Jakarta, Kompas – Tempat-tempat wisata berbasis kenikmatan bisa dikenai pajak hiburan maksimal 75 persen dari tarif layanannya. Pajak tinggi itu ditetapkan pada jenis tempat hiburan tertentu yang dianggap memberikan pelayanan mewah dan dinikmati masyarakat berkecukupan.
”Tempat hiburan seperti panti pijat, karaoke, atau klab malam dikenai tarif tertinggi karena dianggap jasa mewah. Kami menggunakan prinsip yang sama pada barang mewah yang dikenai Pajak Penjualan Barang Mewah (PPnBM), yang saat ini tarifnya 75 persen juga, bahkan bisa dinaikkan jadi 200 persen,” ujar Ketua Panitia Khusus Rancangan Undang-Undang Pajak Daerah dan Retribusi Daerah (RUU PDRD) Harry Azhar Azis di Jakarta, Kamis (6/8).
Di dalam RUU PDRD terdapat tiga kelompok tarif pajak hiburan yang diperkenankan bagi pemerintah kabupaten/kota. Pertama, tarif maksimal 35 persen, antara lain untuk pertunjukan sirkus, akrobat, sulap, dan tontonan film.

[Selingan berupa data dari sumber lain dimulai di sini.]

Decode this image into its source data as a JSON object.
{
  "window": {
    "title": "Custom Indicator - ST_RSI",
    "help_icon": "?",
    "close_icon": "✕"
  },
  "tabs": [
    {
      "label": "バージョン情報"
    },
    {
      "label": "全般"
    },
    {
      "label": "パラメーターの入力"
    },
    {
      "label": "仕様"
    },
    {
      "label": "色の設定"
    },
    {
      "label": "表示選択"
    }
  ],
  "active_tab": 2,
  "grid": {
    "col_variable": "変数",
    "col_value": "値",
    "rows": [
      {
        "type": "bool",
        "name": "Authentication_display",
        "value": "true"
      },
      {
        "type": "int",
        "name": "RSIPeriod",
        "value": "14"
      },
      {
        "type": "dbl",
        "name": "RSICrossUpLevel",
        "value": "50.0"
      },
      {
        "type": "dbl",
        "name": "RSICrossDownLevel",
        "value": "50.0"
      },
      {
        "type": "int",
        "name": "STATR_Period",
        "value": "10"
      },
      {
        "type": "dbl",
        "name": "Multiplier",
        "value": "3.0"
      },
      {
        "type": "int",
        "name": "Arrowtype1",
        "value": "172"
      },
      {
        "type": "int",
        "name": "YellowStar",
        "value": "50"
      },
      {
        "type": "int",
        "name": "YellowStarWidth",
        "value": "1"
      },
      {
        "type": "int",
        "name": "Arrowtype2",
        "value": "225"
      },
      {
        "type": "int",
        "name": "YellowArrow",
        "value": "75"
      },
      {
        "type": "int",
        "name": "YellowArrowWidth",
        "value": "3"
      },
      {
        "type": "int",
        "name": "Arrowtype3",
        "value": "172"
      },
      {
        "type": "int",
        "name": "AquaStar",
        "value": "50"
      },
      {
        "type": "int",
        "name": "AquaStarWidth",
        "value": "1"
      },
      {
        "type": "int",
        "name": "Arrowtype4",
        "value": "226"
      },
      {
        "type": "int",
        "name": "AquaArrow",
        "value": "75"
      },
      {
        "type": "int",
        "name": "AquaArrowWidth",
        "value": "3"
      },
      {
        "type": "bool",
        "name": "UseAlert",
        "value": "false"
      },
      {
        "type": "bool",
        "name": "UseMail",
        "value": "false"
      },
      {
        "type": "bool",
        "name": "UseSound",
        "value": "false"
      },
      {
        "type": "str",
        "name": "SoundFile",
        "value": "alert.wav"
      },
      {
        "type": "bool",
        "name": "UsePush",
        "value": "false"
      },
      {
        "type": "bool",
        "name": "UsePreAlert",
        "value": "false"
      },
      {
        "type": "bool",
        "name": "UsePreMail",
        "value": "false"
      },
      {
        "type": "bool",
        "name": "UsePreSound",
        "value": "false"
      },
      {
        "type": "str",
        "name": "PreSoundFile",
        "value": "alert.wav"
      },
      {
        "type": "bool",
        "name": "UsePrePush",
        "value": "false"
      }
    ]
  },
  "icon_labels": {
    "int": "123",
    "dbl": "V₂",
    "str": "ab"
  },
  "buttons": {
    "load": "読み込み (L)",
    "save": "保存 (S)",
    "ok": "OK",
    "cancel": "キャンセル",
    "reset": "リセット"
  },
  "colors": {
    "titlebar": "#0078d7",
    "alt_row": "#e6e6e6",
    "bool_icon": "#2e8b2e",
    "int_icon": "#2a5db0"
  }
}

Kedua, tarif maksimal 10 persen khusus untuk hiburan kesenian rakyat dan tradisional. Ketiga, bertarif maksimal 75 persen, yakni untuk permainan ketangkasan, diskotek, klab malam, karaoke, mandi uap, panti pijat, pagelaran busana, dan kontes kecantikan.
Menurut Harry, hiburan tersebut dikenai tarif tertinggi karena tingkat elastisitas terhadap harga jual layanannya rendah.
Artinya, meskipun tarif layanannya dinaikkan, tidak akan mengurangi jumlah konsumen sebab pengguna jasanya merupakan kelompok masyarakat kelas menengah ke atas.
Kurangi pertumbuhan
Dengan demikian, penetapan tarif tinggi itu tidak dimaksudkan untuk mengurangi pertumbuhan tempat hiburan mahal ini sebab harga bukan penentu utama datangnya konsumen ke tempat tersebut. Tarif ditinggikan dengan harapan pemerintah kabupaten/kota bisa mengambil manfaat maksimal.
”Meskipun tidak kami atur penggunaan uang pajak hiburannya, kami harap pemerintah kota/kabupaten mau menyisihkan dana untuk memperbaiki infrastruktur publik di sekitar tempat hiburan itu,” ujar Harry.
Direktur Taman Safari Indonesia (TSI) Tony Sumampau memandang, keleluasaan pemerintah daerah dalam memperoleh pajak hiburan dikhawatirkan mematikan panggung hiburan dan kegiatan seni budaya.
Mengurangi pengunjung
Menurut Tony, penentuan pajak haruslah mengajak bicara pengusaha hiburan. Pemerintah daerah Bogor, misalnya, selama ini selalu mengajak bicara pengusaha dalam penentuan pajak hiburan.
”Bagi pengusaha hiburan, kenaikan pajak memang bisa saja tinggal meningkatkan harga tiket. Namun, kalau sekadar meningkatkan harga bakal berimplikasi pada animo pengunjung wisata. Akibatnya, perolehan pajak juga pasti akan sedikit,” ujar Tony.
Pemerintah dan DPR semestinya menilik kembali perjalanan penentuan pajak. Tahun 1993, pemerintah Orde Baru pernah menghapuskan semua retribusi hotel dan hiburan.